The real reason I'm posting, though, is to ask a question: We're all familiar with the hybrid theory...tube preamp/SS power amp-What about doing it the other way around? I know that that may seem like a pretty stupid (dare I amend to "stupid and/or radical") question, but here's why I'm asking:
My Dad has an ancient tube amp just sitting around, and I'm thinking about bumming it from him. It needs a bit of work, but I've tinkered with/modified my tube guitar amps enough that I think I could get it up and running, provided I get a service/tech manual. I have a Yammie Htr-5560, and I was thinking about adding a set of high-efficiency speakers to my set up, and running them off of the tube amp (the 5560 has pre outs). That way, I'd be able to use speaker "B" for 6.1 surround (DVDs, CBL, DVD-A, etc) and use the tube amp (speaker "A") for listening to vinyl/CDs in stereo, a la tubes. Here's my train of logic (it's probably more like a herd of stampeding cattle, but I don't quite know how to best word that): Technics Turn Table to 10-band EQ ("smiley face"/"scooped mids" to compensate for vinyl's inherent Mid range boost ("frowny face"), to receiver Aux in (EQ doubles as direct box). Receiver (in 2-chan. stereo mode) feeding tube amp (main speakers, "A"), feeding a nice set of H.E. speakers (perhaps some studio monitors?). Is it worth the hassle (IYO)?
Saurav-My receiver doesn't have a phono stage, if you are asking about that. The Eq I'm using has a sensitivity regulator (correct term? It's called a direct box in the studio). I read somewhere that vinyl has a natural mid boost (low and high dampening/run off, I believe). If not, how should the EQ be set? Not trying to get off the subject, by the way. What does RIAA stand for?
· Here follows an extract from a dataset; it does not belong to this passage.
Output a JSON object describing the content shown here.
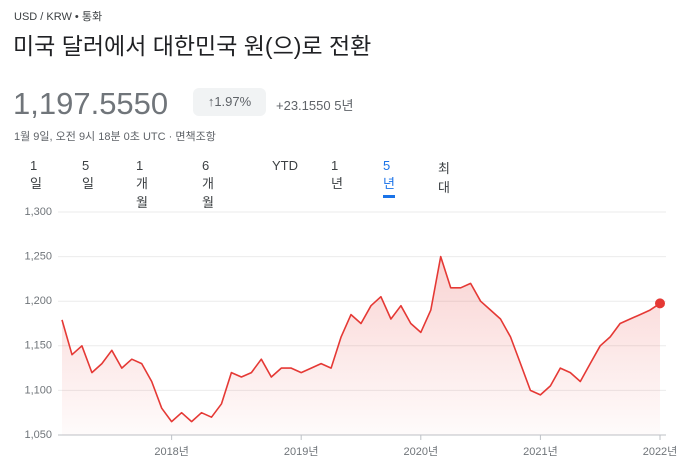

Another point...what gave me the idea of using a tube power amp was the natural compression created by power tubes. I like the dynamics of it...even if I am (tecnically) generating more imperfections that if I were to go the SS power amp route. I guess the key would be finding the sweet spot...the point where you get compression, without destroying the tone. Again, this is coming from a guitarist's POV...not HT. What do you all think? Are my assumptions correct, or am I off base?